Activities above water are where toughness comes into consideration. If on a boat on unsettled seas, it is very easy to get knocked around. When loading the boat with equipment, impacts may happen as well. Also loading equipment such as air tanks out of a truck may result in scratches and unwanted collisions.
As a result, a mechanical watch is not too desirable. A quartz watch is best suited for these occasions. This is simply because of the increased durability of high quality quartz movements. There are fewer moving parts which can be affected by shock. If you are a vacation diver who relies on others to handle your equipment, this may not be a concern for you.
A Functional Bezel
There are many dive watches which have either an overly stiff bezel, or one that is difficult to grip. The difficulty with these bezels increases when the watch is wet. If you are on shore, floating at the surface, or on a boat, a slippery bezel or one that is too stiff will present problems. Some older Omega Seamasters and the current Casio Duro are examples where the diver will have to exert a lot of force on top of the watch in order to get the bezel moving. This force is then transferred onto the wearer’s arm and is not pleasant. An easy-to-grip-and-operate bezel will go a long way towards actually being used effectively in the water.
Having standard lugs facilitates using custom extra-long and durable straps. This is required for thicker wetsuits and drysuits. Many companies such as Oris and IWC in the past used proprietary lug designs. They are fine for those who only dive in tropical climates with only a rash guard on. If you require varying exposure suits however, these lug designs will cause issues resulting in the watch being left on shore because it won’t fit. Making custom straps for these watches can become a sizable expense.
Diving is a very gear-intensive sport. Having to put on and take off your gear multiple times throughout the day can damage any watch. The bigger the watch, the more likely it will get caught on your BCD (buoyancy compensation device). A slimmer profile is better.
A Humble Appearance
Due to desirable dive sites often being remote or in unsafe regions, a humble image is often advised. Having a recognizable luxury watch such as a Rolex, Omega, or even an IWC is usually just asking for trouble. Many suggest that handing the watch over in a robbery is not an issue. This is not accounting for the violence which may be used in advance before asking for your belongings. As an aside, just recently in a populated mall in Toronto on a Friday, a man was robbed of his watch. The watch was a $27,000 Breitling and he was attacked using bear mace. Criminals do not always ask first before taking. You must remember the price of these items. Many of the public now have direct knowledge of how much these watches cost.

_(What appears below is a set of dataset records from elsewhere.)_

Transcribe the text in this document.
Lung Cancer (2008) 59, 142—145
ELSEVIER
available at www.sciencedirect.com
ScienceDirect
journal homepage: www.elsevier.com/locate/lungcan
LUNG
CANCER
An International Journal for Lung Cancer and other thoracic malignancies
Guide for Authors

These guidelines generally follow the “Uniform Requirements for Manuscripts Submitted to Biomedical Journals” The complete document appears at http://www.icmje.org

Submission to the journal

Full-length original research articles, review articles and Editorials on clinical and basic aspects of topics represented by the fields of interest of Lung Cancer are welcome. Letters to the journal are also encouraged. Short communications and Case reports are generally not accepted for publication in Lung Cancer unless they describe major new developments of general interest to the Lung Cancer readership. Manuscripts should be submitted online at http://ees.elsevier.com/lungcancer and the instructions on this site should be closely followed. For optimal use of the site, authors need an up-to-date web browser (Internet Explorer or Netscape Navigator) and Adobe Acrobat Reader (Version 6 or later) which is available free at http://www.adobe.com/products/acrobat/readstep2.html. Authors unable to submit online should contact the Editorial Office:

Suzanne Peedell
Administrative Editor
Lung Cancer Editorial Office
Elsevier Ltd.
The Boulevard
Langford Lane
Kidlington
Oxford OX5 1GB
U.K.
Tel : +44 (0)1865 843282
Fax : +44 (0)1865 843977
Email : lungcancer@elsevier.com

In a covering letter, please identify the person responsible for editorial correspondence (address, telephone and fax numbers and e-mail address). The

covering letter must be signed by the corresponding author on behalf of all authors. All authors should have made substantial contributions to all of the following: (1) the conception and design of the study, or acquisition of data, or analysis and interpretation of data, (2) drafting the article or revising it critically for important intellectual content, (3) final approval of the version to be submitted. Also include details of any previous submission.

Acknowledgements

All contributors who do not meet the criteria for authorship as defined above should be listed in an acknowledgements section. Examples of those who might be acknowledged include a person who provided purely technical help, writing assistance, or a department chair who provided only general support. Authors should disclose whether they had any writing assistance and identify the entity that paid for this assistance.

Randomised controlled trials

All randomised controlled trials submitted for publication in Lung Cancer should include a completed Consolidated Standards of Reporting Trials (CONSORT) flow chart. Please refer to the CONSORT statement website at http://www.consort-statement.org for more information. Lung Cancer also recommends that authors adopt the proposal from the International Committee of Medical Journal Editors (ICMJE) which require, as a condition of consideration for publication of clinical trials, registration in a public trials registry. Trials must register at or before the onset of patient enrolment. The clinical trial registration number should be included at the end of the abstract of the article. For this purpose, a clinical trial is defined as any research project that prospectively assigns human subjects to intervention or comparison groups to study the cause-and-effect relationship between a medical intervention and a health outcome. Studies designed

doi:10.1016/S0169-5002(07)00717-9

This is because of e-commerce and the prices now being viewable on websites. These watches can easily pay for a few months of rent for someone in a rural area. It helps to be mindful of this before packing your watch for any trip. Furthermore, damaging or losing an expensive watch during a dive is a risk not worth taking.
Watches such as the terrific Oris Divers 65, a Seiko, or a Citizen quartz/solar watch are all the dive watch that you will ever need. Do not listen to the brand marketing materials. They are there to upsell you on functions and a greater power fantasy. Do not listen if they say that you need certain extreme functions from extreme water resistance to helium escape valves. They are just parroting false information from online forums, marketing materials, and others. Simply get what you love. While diving, take the tool with you that will be least problematic – whether this be underwater or on your way back home.